La contre-expertise de l’IMROP

A l’entame de la conférence de presse, les participants ont suivi un documentaire présenté par Dr. Moulaye Wagne sur les travaux effectués dans le domaine de l’environnement marin depuis plusieurs années par l’Institut Mauritanien de Recherches Océanographiques et de Pêches (IMROP). Ces travaux ont porté, selon lui, sur les menaces de l’exploitation pétrolière et gazière en milieu marin, avec une réflexion lancée depuis 2019 au niveau des ministères de l’Environnement, des Pêches et de l’Energie portant sur des programmes de suivis basés sur la collecte d’informations relatives aux potentiels risques environnementaux liés à ces exploitations.

Cela se serait traduit par des analyses chimiques et le développement de tests écolotoxicologiques. La collecte d’informations aurait également porté, selon Dr.

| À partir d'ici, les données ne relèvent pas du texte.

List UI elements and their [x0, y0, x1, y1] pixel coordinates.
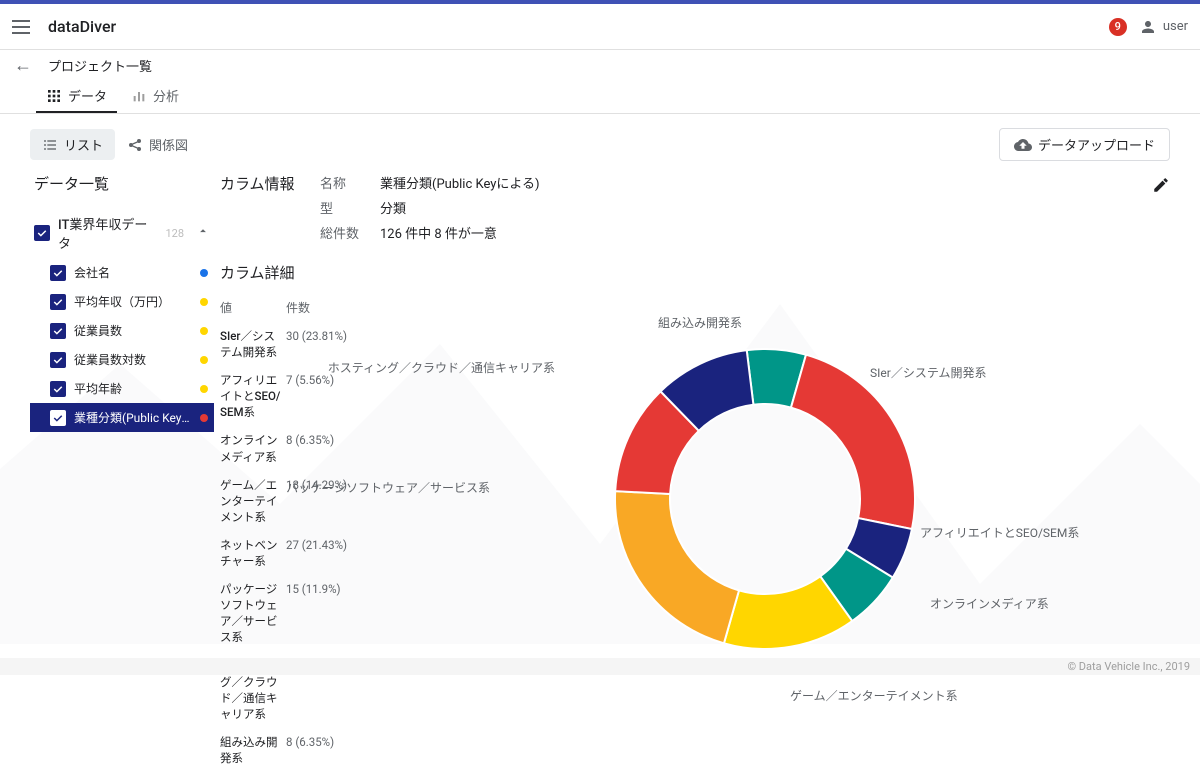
column-item[interactable]: 平均年齢	[30, 374, 214, 403]
type-dot-icon	[200, 356, 208, 364]
tab-data[interactable]: データ	[36, 80, 117, 113]
value-row: パッケージソフトウェア／サービス系15 (11.9%)	[220, 575, 360, 651]
donut-chart: 組み込み開発系 SIer／システム開発系アフィリエイトとSEO/SEM系オンライン…	[360, 299, 1170, 699]
view-list-button[interactable]: リスト	[30, 129, 115, 160]
value-cell: ネットベンチャー系	[220, 537, 286, 569]
upload-button[interactable]: データアップロード	[999, 128, 1170, 161]
info-total-value: 126 件中 8 件が一意	[380, 223, 540, 242]
column-checkbox[interactable]	[50, 265, 66, 281]
tab-data-label: データ	[68, 86, 107, 105]
column-item[interactable]: 業種分類(Public Keyによ...	[30, 403, 214, 432]
count-cell: 7 (5.56%)	[286, 372, 360, 420]
count-cell: 8 (6.35%)	[286, 432, 360, 464]
value-row: オンラインメディア系8 (6.35%)	[220, 426, 360, 470]
column-name: 従業員数	[74, 322, 192, 339]
value-cell: ゲーム／エンターテイメント系	[220, 477, 286, 525]
share-icon	[127, 137, 143, 153]
tab-analysis[interactable]: 分析	[121, 80, 189, 113]
column-checkbox[interactable]	[50, 323, 66, 339]
chart-label: SIer／システム開発系	[870, 364, 986, 381]
count-cell: 8 (6.35%)	[286, 734, 360, 766]
sidebar-title: データ一覧	[30, 173, 214, 194]
back-arrow-icon[interactable]: ←	[14, 55, 32, 76]
value-cell: アフィリエイトとSEO/SEM系	[220, 372, 286, 420]
dataset-checkbox[interactable]	[34, 225, 50, 241]
type-dot-icon	[200, 385, 208, 393]
chart-label: アフィリエイトとSEO/SEM系	[920, 524, 1079, 541]
count-cell: 27 (21.43%)	[286, 537, 360, 569]
info-total-label: 総件数	[320, 223, 380, 242]
count-cell: 15 (11.9%)	[286, 581, 360, 645]
value-cell: パッケージソフトウェア／サービス系	[220, 581, 286, 645]
dataset-header[interactable]: IT業界年収データ 128	[30, 208, 214, 258]
type-dot-icon	[200, 327, 208, 335]
app-title: dataDiver	[48, 17, 116, 36]
info-type-value: 分類	[380, 198, 540, 217]
chart-label: ゲーム／エンターテイメント系	[790, 687, 958, 704]
column-detail-title: カラム詳細	[220, 262, 1170, 283]
info-name-label: 名称	[320, 173, 380, 192]
view-graph-button[interactable]: 関係図	[115, 129, 200, 160]
value-row: 組み込み開発系8 (6.35%)	[220, 728, 360, 772]
column-name: 従業員数対数	[74, 351, 192, 368]
tab-analysis-label: 分析	[153, 86, 179, 105]
type-dot-icon	[200, 414, 208, 422]
value-cell: 組み込み開発系	[220, 734, 286, 766]
chart-label: 組み込み開発系	[658, 314, 742, 331]
count-cell: 30 (23.81%)	[286, 328, 360, 360]
user-menu[interactable]: user	[1139, 18, 1188, 36]
chart-label: パッケージソフトウェア／サービス系	[286, 479, 490, 496]
menu-icon[interactable]	[12, 15, 36, 39]
info-name-value: 業種分類(Public Keyによる)	[380, 173, 540, 192]
column-checkbox[interactable]	[50, 352, 66, 368]
user-icon	[1139, 18, 1157, 36]
count-header: 件数	[286, 299, 360, 316]
donut-slice	[615, 491, 739, 643]
type-dot-icon	[200, 269, 208, 277]
value-header: 値	[220, 299, 286, 316]
column-item[interactable]: 従業員数対数	[30, 345, 214, 374]
column-checkbox[interactable]	[50, 294, 66, 310]
grid-icon	[46, 88, 62, 104]
column-name: 業種分類(Public Keyによ...	[74, 409, 192, 426]
view-graph-label: 関係図	[149, 135, 188, 154]
upload-label: データアップロード	[1038, 135, 1155, 154]
value-row: ネットベンチャー系27 (21.43%)	[220, 531, 360, 575]
bar-chart-icon	[131, 88, 147, 104]
column-checkbox[interactable]	[50, 381, 66, 397]
info-type-label: 型	[320, 198, 380, 217]
value-cell: SIer／システム開発系	[220, 328, 286, 360]
column-name: 平均年収（万円）	[74, 293, 192, 310]
chart-label: ホスティング／クラウド／通信キャリア系	[328, 359, 555, 376]
column-info-title: カラム情報	[220, 173, 320, 242]
column-item[interactable]: 従業員数	[30, 316, 214, 345]
list-icon	[42, 137, 58, 153]
column-item[interactable]: 平均年収（万円）	[30, 287, 214, 316]
value-cell: オンラインメディア系	[220, 432, 286, 464]
notification-badge[interactable]: 9	[1109, 18, 1127, 36]
column-name: 平均年齢	[74, 380, 192, 397]
footer-copyright: © Data Vehicle Inc., 2019	[0, 658, 1200, 675]
column-item[interactable]: 会社名	[30, 258, 214, 287]
dataset-count: 128	[165, 227, 184, 240]
cloud-upload-icon	[1014, 136, 1032, 154]
breadcrumb[interactable]: プロジェクト一覧	[48, 56, 152, 75]
view-list-label: リスト	[64, 135, 103, 154]
column-checkbox[interactable]	[50, 410, 66, 426]
dataset-name: IT業界年収データ	[58, 214, 157, 252]
type-dot-icon	[200, 298, 208, 306]
chevron-up-icon	[196, 224, 210, 242]
chart-label: オンラインメディア系	[930, 595, 1049, 612]
column-name: 会社名	[74, 264, 192, 281]
user-label: user	[1163, 19, 1188, 34]
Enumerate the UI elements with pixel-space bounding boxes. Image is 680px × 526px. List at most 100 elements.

Moulaye Wagne, sur des dispositifs complémentaires du système de suivi de la biodiversité marine, jugée l’une des plus riches au monde.

Toutes ces informations collectées durant ces dernières années, avec cartes des pollutions et manuels de procédures à la main, ont été rendues sous forme de supports transmis aux acteurs concernés, notamment les autorités publiques, la société civile et le monde scientifique.

Avec la fin du programme financé par la GIZ, le Ministère de l’Environnement et du Développement Durable a intégré ce programme dans sa Stratégie de pérennisation du système de suivi de la qualité du milieu marin et côtier pour la période 2015-2019 puis 2020-2024. Tout au long du processus, des échanges constants et réguliers ont été maintenus avec les instituts scientifiques des pays voisins comme le Sénégal.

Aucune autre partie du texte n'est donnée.